Veniamo adesso ai pericoli. Il primo è che si finisca per confondere la qualità della ricerca con il suo impatto. Si rischia così di attribuire un valore troppo elevato alla ricerca "alla moda", che ricama in modo tecnicamente ineccepibile su temi ben noti alla comunità scientifica, e che per questo trova facilmente spazio sulle riviste più citate. Al contempo si rischia di penalizzare la ricerca più innovativa, interdisciplinare o di nicchia che fa fatica a trovare spazio sulle riviste più citate. Il fenomeno delle belle addormentate della scienza –ricerca rimasta per decenni silente nelle pagine di rivista o negli scaffali di una biblioteca - è ben documentato. Una consapevolezza diffusa che si corrono questi rischi è il primo passo per tenerli sotto controllo. Il problema è che la virulenza del dibattito italiano su questi temi –alimentata dal ricorso continuo a qualche classifica con i migliori, i peggiori e gli eccellenti- rischia di spingere il sistema nella direzione sbagliata.

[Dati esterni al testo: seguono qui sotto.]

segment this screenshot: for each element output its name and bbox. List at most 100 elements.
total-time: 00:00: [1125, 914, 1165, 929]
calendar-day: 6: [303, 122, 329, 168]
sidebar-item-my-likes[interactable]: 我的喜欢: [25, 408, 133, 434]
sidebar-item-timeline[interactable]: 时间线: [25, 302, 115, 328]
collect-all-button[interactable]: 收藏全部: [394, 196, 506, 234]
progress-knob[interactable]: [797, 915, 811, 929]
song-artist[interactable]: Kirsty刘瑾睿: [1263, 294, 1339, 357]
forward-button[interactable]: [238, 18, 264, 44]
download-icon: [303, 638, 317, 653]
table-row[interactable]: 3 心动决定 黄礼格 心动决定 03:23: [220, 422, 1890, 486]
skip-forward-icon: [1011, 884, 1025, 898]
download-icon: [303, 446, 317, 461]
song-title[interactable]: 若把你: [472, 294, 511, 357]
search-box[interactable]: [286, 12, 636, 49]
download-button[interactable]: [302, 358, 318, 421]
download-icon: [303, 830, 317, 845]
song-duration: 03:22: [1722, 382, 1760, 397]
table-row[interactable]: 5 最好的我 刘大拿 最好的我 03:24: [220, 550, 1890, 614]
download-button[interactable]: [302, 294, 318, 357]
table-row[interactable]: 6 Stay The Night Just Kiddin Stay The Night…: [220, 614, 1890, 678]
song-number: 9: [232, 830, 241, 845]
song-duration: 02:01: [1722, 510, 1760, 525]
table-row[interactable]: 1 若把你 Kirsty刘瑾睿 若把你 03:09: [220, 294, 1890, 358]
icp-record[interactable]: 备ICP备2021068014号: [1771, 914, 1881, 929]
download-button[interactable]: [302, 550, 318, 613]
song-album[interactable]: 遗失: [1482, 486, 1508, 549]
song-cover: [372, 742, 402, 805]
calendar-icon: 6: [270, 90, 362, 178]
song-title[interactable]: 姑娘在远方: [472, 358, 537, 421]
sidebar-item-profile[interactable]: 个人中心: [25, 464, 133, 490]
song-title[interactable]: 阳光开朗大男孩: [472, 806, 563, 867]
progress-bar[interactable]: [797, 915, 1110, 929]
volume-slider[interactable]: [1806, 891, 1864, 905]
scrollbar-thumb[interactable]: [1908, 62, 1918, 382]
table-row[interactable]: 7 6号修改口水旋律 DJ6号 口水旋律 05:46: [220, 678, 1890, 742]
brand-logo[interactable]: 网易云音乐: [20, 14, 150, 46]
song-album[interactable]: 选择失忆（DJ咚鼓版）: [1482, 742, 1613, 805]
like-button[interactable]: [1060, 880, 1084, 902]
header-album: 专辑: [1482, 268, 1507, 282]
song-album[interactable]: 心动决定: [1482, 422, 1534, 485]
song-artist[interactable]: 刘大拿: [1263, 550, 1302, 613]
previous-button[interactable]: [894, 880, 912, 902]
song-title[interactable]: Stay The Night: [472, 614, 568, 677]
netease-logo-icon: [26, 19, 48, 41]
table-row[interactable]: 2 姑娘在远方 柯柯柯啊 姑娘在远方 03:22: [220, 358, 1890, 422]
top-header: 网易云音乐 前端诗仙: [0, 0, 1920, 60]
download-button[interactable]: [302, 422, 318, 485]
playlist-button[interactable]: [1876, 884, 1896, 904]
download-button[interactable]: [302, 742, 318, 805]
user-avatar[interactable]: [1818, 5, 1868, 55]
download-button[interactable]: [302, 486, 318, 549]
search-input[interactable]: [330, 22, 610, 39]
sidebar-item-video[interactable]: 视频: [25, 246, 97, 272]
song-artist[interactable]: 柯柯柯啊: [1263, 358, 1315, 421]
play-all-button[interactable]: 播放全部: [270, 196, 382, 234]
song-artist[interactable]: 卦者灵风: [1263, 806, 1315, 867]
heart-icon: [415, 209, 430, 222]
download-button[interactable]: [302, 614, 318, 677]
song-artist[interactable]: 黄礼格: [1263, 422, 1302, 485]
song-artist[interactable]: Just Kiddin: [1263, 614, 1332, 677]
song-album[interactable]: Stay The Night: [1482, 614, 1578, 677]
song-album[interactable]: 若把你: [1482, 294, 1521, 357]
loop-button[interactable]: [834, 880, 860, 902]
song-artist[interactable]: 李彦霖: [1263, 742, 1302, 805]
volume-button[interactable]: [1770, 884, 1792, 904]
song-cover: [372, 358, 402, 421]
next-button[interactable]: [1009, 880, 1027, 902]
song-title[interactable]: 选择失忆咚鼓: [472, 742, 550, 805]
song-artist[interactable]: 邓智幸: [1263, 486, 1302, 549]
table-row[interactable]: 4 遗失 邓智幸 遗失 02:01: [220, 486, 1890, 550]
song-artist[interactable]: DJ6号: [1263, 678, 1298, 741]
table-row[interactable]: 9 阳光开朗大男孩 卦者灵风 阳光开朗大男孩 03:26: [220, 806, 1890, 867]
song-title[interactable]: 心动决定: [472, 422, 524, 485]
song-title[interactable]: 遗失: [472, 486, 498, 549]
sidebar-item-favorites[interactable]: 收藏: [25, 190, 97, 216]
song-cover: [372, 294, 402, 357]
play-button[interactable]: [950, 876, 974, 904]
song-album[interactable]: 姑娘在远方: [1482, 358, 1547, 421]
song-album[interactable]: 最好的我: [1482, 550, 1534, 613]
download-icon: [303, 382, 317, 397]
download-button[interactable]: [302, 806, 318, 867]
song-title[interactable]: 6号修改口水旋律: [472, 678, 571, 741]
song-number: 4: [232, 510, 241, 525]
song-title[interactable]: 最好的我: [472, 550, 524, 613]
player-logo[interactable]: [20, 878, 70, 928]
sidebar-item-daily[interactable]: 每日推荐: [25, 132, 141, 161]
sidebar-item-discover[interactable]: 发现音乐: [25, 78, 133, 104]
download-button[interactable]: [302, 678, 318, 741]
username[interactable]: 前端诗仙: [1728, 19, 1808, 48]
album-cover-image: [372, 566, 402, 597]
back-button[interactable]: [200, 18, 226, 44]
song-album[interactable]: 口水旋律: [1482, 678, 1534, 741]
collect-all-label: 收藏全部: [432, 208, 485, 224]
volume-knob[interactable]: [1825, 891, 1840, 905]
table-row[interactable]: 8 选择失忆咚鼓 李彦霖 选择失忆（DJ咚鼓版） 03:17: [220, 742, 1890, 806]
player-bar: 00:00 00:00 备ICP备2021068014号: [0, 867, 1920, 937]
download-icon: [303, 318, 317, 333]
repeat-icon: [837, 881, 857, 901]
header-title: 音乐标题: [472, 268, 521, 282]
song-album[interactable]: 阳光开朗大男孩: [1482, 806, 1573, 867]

Il secondo pericolo è l'abuso delle misure bibliometriche quando sono utilizzate in modo tecnicamente improprio. Qui i segnali sono molto preoccupanti. Prendiamo un paio di esempi. Antony Van Raan, uno dei massimi esperti mondiali di bibliometria, intervistato da Nature (giugno 2010) ricordava che " se c'è una cosa su cui tutti i bibliometrici sono d'accordo è che non si dovrebbe mai usare l'impact factor per valutare un articolo scientifico o un ricercatore – questo è un peccato mortale". L'impact factor, o fattore di impatto, è una misura dell'impatto di una rivista scientifica nel suo complesso, e, per ragioni statistiche, non riflette il numero di citazioni ricevute da un singolo articolo che vi è pubblicato.